With the heat in Southeast Louisiana, doctors are warning people to make sure they are properly hydrated since this time of year emergency rooms see more people with heat related illnesses and things can get serious.
“It felt like the Sahara desert," resident Patrick Mansour said.
Patrick and his father say since it’s so hot, they decide to work out early in the morning. They know that with the intense heat, it can be difficult to exercise as they day progresses.
“This is the hottest Saturday I've had this summer," he said.
Another resident, Michael Fitzpatrick, agrees that the weather has been pretty rough lately. Fitzpatrick decided to get his yard work done early.
"I think as you get a little bit older you get a little bit wiser, but they've been saying on the news how the heat is going to be harsh the past couple of days, so I’ve definitely been noticing it more and more," he said.

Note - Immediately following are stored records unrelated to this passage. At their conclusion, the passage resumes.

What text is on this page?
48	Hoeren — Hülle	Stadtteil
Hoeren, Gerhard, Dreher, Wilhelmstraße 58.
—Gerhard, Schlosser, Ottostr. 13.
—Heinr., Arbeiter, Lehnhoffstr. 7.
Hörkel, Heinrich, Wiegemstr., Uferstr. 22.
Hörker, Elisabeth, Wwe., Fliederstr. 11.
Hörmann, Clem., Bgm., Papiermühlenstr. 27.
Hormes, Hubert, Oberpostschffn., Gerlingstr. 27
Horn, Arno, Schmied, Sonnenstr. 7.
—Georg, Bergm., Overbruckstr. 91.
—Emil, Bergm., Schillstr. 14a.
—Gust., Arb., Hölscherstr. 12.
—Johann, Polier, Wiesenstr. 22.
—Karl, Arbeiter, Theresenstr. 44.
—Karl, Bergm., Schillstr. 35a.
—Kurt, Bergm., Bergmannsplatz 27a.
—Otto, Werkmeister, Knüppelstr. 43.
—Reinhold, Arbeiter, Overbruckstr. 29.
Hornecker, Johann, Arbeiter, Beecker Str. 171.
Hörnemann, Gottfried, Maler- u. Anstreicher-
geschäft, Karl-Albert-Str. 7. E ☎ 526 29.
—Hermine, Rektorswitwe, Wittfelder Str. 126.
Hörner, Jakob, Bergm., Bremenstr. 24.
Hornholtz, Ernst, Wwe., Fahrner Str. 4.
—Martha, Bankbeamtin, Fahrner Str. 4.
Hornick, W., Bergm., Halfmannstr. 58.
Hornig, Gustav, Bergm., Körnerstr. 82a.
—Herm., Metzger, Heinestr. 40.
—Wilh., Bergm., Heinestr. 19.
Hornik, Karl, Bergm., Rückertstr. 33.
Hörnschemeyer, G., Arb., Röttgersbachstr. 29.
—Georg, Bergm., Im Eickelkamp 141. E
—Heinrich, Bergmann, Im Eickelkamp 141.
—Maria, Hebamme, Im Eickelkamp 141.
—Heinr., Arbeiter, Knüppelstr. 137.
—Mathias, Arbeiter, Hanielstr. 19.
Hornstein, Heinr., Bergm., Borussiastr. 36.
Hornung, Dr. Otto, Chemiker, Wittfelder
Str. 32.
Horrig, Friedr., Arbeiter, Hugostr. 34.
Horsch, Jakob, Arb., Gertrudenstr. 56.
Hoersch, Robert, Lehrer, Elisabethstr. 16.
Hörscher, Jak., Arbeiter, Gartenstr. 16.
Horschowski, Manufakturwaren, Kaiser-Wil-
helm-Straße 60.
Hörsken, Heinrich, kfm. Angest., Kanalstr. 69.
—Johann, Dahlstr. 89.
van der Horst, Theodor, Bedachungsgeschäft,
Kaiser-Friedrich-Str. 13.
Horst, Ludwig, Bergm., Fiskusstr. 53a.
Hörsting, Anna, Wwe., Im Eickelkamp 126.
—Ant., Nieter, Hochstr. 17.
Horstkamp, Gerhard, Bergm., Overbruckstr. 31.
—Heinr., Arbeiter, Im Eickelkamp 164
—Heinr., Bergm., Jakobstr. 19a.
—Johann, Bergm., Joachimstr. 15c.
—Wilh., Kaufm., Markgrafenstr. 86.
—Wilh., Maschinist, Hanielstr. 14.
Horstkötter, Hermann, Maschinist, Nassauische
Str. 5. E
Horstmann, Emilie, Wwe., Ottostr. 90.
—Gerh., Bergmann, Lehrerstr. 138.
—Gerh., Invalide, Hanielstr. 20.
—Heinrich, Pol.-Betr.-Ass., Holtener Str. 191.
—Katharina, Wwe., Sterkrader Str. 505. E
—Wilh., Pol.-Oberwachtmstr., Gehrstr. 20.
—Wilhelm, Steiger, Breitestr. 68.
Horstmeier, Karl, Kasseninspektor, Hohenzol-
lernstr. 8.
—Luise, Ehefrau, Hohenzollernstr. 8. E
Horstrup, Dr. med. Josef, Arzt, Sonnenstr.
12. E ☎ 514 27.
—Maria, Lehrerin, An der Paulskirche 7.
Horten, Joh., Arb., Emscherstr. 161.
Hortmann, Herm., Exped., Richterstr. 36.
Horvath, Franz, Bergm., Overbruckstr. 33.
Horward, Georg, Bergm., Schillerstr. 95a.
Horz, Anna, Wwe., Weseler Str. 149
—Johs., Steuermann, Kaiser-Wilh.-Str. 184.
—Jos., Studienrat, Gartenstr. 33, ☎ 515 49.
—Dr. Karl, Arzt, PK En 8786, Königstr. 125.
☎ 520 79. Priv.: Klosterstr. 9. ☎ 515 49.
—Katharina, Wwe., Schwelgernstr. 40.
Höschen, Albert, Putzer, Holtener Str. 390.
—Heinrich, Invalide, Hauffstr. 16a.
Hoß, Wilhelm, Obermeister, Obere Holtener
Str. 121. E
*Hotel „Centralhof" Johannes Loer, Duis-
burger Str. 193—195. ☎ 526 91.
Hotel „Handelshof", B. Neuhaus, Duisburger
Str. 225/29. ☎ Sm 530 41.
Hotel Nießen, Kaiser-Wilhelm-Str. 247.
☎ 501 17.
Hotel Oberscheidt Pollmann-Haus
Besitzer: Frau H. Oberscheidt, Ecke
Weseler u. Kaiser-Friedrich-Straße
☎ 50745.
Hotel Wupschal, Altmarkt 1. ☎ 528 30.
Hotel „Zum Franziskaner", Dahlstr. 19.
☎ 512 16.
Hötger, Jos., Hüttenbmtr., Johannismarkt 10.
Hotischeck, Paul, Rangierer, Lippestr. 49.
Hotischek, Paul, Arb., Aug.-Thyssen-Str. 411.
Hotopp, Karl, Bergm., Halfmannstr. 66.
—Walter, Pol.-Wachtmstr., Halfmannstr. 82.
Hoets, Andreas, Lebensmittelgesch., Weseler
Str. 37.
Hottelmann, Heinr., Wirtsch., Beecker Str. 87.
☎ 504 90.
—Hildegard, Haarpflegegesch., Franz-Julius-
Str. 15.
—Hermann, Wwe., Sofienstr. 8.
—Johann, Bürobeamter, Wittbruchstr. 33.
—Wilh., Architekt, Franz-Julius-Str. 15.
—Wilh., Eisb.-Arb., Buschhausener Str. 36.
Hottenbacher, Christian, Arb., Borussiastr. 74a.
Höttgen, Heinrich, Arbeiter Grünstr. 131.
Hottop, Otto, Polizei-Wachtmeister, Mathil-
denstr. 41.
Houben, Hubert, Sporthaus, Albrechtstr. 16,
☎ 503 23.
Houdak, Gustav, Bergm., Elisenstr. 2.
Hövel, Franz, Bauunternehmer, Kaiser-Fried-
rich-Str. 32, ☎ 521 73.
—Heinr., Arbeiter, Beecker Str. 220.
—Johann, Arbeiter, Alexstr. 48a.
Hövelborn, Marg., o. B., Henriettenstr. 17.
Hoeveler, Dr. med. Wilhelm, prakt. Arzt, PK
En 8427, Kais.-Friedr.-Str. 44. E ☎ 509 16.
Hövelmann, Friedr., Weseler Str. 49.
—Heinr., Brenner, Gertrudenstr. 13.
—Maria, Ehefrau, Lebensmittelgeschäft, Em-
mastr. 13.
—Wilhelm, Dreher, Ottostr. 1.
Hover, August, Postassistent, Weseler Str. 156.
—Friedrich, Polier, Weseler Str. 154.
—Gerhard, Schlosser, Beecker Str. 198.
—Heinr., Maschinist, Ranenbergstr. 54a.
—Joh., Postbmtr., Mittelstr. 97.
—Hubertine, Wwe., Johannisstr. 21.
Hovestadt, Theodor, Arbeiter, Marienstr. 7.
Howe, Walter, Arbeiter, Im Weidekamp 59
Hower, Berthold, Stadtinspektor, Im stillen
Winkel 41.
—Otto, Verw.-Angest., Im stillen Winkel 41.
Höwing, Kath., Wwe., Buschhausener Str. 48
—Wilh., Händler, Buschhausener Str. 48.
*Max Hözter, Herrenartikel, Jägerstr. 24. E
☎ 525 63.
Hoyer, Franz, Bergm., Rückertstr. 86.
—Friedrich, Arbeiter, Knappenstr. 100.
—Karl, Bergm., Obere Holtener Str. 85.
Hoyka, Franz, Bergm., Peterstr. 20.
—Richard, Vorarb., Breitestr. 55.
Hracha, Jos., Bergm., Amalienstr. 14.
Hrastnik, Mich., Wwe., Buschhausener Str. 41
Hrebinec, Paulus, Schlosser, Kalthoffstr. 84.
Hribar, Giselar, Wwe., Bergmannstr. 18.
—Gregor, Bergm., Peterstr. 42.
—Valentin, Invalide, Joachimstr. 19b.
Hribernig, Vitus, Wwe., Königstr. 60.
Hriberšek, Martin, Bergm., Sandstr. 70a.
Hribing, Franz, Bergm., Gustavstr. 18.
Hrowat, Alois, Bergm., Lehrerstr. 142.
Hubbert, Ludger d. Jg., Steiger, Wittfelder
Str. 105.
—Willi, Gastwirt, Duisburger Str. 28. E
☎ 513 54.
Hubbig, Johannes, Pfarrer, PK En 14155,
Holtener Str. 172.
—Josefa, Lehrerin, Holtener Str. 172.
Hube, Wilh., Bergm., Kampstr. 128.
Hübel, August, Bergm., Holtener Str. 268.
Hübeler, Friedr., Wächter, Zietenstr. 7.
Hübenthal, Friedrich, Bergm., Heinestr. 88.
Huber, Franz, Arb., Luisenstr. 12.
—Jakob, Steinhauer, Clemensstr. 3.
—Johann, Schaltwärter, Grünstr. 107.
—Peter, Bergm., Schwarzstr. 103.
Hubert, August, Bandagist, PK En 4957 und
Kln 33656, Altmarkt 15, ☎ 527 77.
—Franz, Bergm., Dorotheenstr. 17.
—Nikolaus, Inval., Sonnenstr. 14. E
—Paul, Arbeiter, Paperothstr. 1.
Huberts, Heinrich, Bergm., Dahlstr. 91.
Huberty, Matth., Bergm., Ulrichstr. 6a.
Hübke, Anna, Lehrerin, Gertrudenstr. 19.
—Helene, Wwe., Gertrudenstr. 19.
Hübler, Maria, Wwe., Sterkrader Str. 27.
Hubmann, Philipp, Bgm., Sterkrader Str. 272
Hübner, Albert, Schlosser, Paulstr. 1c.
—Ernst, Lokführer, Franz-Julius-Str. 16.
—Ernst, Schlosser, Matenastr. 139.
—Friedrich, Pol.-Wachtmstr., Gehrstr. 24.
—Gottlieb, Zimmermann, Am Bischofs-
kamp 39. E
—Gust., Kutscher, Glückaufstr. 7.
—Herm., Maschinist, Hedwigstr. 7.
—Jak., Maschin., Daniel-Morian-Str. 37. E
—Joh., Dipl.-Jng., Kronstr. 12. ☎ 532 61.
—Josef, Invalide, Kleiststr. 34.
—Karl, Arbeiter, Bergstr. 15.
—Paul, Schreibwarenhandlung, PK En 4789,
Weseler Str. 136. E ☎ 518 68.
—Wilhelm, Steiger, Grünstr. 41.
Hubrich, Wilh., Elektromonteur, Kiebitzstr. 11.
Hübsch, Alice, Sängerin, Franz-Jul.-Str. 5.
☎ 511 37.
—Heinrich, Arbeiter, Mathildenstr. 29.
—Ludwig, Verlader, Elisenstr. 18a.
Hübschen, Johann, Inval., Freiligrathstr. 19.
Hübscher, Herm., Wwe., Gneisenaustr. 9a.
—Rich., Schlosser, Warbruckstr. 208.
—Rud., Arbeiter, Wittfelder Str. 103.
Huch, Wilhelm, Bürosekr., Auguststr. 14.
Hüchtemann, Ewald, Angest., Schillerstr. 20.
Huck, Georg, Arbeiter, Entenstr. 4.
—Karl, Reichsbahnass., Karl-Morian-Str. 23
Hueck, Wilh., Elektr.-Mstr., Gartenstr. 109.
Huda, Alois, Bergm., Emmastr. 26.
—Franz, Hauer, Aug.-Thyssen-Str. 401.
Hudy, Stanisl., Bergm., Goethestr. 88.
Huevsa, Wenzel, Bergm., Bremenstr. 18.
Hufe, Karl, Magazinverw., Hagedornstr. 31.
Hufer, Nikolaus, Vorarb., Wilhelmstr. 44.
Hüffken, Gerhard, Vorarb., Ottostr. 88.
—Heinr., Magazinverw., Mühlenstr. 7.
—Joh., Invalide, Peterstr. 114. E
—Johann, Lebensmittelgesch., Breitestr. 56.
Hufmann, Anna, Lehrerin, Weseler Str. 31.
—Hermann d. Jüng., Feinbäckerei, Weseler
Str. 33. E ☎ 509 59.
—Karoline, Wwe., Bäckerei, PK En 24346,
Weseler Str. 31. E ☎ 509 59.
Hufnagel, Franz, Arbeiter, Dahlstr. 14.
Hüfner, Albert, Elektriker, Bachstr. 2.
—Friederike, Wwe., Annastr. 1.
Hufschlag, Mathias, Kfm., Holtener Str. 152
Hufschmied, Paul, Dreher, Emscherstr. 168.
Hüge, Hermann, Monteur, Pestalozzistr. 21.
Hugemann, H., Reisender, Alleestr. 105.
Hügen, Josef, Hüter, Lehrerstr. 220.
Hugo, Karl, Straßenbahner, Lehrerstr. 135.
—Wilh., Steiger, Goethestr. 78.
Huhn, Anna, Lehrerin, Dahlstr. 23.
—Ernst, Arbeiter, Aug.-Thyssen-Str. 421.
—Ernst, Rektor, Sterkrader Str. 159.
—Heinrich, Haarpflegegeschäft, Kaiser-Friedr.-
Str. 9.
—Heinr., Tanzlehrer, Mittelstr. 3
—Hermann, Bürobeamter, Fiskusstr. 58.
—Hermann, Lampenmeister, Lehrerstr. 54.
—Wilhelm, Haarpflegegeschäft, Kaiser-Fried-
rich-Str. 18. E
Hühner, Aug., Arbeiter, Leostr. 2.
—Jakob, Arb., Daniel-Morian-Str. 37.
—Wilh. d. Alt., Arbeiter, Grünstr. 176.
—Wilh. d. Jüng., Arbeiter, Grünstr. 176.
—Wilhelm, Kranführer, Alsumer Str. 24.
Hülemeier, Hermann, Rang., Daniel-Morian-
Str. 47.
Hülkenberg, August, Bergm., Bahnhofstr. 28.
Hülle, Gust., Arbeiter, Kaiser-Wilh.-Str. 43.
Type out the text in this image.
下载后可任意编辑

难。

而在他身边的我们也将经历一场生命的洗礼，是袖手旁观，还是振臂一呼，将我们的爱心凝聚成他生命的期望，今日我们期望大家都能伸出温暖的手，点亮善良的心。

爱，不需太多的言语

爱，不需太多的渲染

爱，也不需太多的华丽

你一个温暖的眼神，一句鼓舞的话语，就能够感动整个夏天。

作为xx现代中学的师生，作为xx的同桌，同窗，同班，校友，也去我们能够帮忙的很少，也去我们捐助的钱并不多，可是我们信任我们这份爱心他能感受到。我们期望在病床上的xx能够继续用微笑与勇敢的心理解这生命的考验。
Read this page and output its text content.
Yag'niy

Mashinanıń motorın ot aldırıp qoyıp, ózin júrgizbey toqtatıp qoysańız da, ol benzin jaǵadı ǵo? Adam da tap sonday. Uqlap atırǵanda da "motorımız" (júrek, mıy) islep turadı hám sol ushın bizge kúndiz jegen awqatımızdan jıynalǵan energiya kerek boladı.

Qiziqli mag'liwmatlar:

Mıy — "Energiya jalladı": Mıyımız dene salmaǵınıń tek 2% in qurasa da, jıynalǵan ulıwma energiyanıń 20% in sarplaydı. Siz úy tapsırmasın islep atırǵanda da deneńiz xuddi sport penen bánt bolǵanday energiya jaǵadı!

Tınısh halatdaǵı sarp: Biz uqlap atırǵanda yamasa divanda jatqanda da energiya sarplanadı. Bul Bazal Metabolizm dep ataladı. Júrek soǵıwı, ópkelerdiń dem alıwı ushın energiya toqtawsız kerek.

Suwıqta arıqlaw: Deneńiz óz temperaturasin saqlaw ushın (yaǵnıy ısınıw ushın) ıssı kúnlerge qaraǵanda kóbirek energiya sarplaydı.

There is a possibility of people going to the hospital to seek medical attention if they are too hot and exert themselves too much. Experts say the body cools off when sweat evaporates from our skin. However, with the heat and humidity, that process doesn’t happen which may cause the body to raise its temperature.
That’s why doctors urge you to stay hydrated.
“Drink lots of fluids, in particular with salt and electrolytes, other recommendations include take periodic breaks,” Dr. Jay Kaplan, of LSU Heath and Emergency Medicine said.
If you don’t stay hydrated, you can experience heat exhaustion or worse heat stroke.
Signs of heat exhaustion include fainting, dizziness and excessive sweating. Signs of heat stroke include throbbing headaches, no sweating and red hot dry skin.
"Elderly children and very young children have to be very careful," Dr. Kaplan said.
Doctors also say do not drink alcohol in an effort to stay cool. Alcohol combined with high temperatures means your body may not be able to regulate its own temperature effectively.